В этой новой теории пресловутый «принцип дополнительности» Бора возвёл (слабое) противоречие в статус фундаментальной и фактуально достоверной характеристики природы и свел субъективистский позитивизм с аналогичной диалектикой и даже философией повседневного языка в единый порочный альянс. Начиная с 1925 года Бор и его единомышленники пошли на новое и беспрецедентное снижение критических стандартов для научных теорий. Разум в современной физике отступил и воцарился анархистский культ невообразимого хаоса. Эйнштейн был против: «Философия успокоения Гейзенберга-Бора или религия? — так тонко придумана, что предоставляет верующему до поры до времени мягкую подушку, с которой не так легко спугнуть его». 180 Однако, с другой стороны, слишком высокие стандарты Эйнштейна, быть может, не позволили ему создать (или опубликовать?) модель атома, наподобие боровской, и волновую механику.

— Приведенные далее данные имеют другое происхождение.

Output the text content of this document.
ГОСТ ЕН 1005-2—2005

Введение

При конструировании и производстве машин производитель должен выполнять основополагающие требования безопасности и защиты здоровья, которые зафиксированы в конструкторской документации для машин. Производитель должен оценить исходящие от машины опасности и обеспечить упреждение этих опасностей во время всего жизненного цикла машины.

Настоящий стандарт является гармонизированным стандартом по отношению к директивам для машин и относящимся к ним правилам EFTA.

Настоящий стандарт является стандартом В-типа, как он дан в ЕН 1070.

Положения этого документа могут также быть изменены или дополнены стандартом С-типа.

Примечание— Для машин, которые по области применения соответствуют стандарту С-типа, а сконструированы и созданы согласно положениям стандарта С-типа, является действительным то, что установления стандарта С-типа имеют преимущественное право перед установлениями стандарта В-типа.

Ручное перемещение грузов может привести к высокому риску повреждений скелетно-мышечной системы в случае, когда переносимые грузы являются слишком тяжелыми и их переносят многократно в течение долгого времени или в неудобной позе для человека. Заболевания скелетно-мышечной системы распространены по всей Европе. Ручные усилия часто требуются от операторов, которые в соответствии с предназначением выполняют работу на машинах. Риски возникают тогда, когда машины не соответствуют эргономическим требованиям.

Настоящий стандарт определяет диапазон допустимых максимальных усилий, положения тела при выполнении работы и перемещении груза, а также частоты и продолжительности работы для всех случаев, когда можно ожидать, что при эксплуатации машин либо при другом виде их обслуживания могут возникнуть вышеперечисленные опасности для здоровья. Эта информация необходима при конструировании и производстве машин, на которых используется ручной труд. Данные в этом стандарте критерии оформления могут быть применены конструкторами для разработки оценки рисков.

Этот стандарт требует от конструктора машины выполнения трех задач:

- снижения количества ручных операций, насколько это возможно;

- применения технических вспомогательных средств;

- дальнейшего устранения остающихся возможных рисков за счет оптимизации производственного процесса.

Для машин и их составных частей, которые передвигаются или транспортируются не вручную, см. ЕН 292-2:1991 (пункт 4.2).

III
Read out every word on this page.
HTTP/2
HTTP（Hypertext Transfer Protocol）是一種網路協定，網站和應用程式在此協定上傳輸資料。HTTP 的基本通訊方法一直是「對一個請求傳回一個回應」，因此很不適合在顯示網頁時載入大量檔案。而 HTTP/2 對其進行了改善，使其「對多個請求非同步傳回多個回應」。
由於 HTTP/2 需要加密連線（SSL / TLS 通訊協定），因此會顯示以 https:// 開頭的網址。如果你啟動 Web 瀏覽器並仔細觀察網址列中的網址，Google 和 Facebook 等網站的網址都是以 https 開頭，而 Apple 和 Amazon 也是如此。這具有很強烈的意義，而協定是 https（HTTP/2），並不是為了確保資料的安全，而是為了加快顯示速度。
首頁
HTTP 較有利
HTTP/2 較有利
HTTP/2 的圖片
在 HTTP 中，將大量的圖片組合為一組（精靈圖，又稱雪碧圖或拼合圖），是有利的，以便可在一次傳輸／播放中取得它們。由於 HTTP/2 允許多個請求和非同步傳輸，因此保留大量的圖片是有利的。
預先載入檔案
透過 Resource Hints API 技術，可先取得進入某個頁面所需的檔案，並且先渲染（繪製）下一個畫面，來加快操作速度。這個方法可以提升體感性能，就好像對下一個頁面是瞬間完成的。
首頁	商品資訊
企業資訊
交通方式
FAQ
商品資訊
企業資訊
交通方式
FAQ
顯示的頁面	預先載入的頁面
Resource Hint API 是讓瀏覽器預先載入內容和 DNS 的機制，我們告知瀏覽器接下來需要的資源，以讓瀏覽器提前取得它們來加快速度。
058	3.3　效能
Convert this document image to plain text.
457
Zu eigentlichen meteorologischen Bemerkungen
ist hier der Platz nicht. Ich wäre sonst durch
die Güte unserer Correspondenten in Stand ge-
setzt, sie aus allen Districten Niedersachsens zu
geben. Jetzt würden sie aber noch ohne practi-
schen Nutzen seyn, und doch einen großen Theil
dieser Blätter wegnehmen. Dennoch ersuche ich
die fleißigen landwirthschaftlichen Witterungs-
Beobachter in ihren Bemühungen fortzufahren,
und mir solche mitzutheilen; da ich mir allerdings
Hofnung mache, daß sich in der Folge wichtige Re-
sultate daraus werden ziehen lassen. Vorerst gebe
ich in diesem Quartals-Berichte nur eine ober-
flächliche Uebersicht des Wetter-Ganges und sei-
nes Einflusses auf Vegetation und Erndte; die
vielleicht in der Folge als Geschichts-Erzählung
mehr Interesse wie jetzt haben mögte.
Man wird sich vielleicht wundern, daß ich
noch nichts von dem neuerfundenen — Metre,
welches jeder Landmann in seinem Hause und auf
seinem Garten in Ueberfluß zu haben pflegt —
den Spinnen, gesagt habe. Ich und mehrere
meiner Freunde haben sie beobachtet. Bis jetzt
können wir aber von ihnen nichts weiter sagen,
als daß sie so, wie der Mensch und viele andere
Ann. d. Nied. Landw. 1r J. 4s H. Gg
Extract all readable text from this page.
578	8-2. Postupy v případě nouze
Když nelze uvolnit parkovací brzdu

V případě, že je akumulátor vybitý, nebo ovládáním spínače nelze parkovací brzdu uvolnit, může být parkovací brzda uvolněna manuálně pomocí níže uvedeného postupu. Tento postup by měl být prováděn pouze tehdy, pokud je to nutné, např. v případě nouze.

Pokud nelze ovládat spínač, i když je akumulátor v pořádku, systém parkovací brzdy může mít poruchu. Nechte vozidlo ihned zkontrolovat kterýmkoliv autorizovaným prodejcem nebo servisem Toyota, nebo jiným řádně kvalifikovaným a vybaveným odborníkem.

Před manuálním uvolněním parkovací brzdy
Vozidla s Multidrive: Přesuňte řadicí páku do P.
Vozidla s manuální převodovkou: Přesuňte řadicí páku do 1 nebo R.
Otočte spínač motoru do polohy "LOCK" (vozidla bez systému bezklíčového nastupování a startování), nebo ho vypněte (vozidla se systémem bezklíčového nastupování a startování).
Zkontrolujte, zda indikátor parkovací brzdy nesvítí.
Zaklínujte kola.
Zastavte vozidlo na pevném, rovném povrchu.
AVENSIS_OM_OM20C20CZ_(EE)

Эйнштейну и его сторонникам не удалось победить в этой борьбе. Сегодняшние учебники физики наперебой твердят нечто вроде следующего: «Квантовая и электромагнитно-полевая концепции дополнительны в смысле Бора. Эта дополнительность — одно из величайших достижений натуральной философии. Копенгагенская интерпретация квантовой теории разрешила древний конфликт между корпускулярной и волновой теориями света. Эта контроверза пронизала всю историю оптики: от Герона из Александрии, указавшего прямолинейность распространения света и геометрические свойства процессов отражения (I век Новой эры) к Юнгу и Максвеллу, исследовавшим интерференцию и волновые свойства (XIX век). Лишь в первой половине XX века квантовая теория излучения, вполне по-гегелевски, полностью разрешила этот спор». 181
Теперь вернёмся к логике открытия старой квантовой теории, в частности, остановимся подробнее на её положительной эвристике. По замыслу Бора, вначале должна была войти в игру теория атома водорода. Его первая модель состояла из ядра-протона и электрона на круговой орбите; во второй модели он вычислил эмпирическую орбиту электрона в фиксированной плоскости; затем он отказывается от явно искусственных ограничений, связанных с неподвижностью ядра и фиксированностью плоскости вращения электрона; далее, он хотел учесть возможность вращения (спин) электрона;
182 затем он надеялся распространить свою программу на структуру сложных атомов и молекул, учитывая воздействие на них электромагнитных полей, и так далее. Этот замысел существовал с самого начала: идея аналогии между строением атома и планетарной системой уже намечала в общих чертах весьма обнадёживающую, хотя длительную и нелёгкую, программу исследований и даже указывала достаточно ясные принципы, которыми эта программа должна была руководствоваться. 183 «В 1913 году казалось, что тем самым найден подходящий ключ к проблеме спектра, и нужны только время и терпение, чтобы разрешить эту проблему окончательно». 184
Знаменитая статья Н. Бора 1913 года была первым шагом в реализации этой исследовательской программы. В ней содержалась первая модель (обозначим её M 1), которая уже была способна предсказывать факты, до этого не предсказуемые ни одной из предшествующих теорий: длины волн спектральных линий водорода (в ультрафиолетовой и дальней инфракрасной областях). Хотя некоторые длины волн водородного спектра были известны до 1913 года (серии Бальмера в 1885 году и серии Пашена в 1908 году), теория Бора предсказывала значительно больше, чем следовало из этих известный серий. Опыты вскоре подкрепили это новое содержание теории: дополнительные боровские серии были открыты Лайманом (1914), Брэккетом (1922) и Пфундом (1924).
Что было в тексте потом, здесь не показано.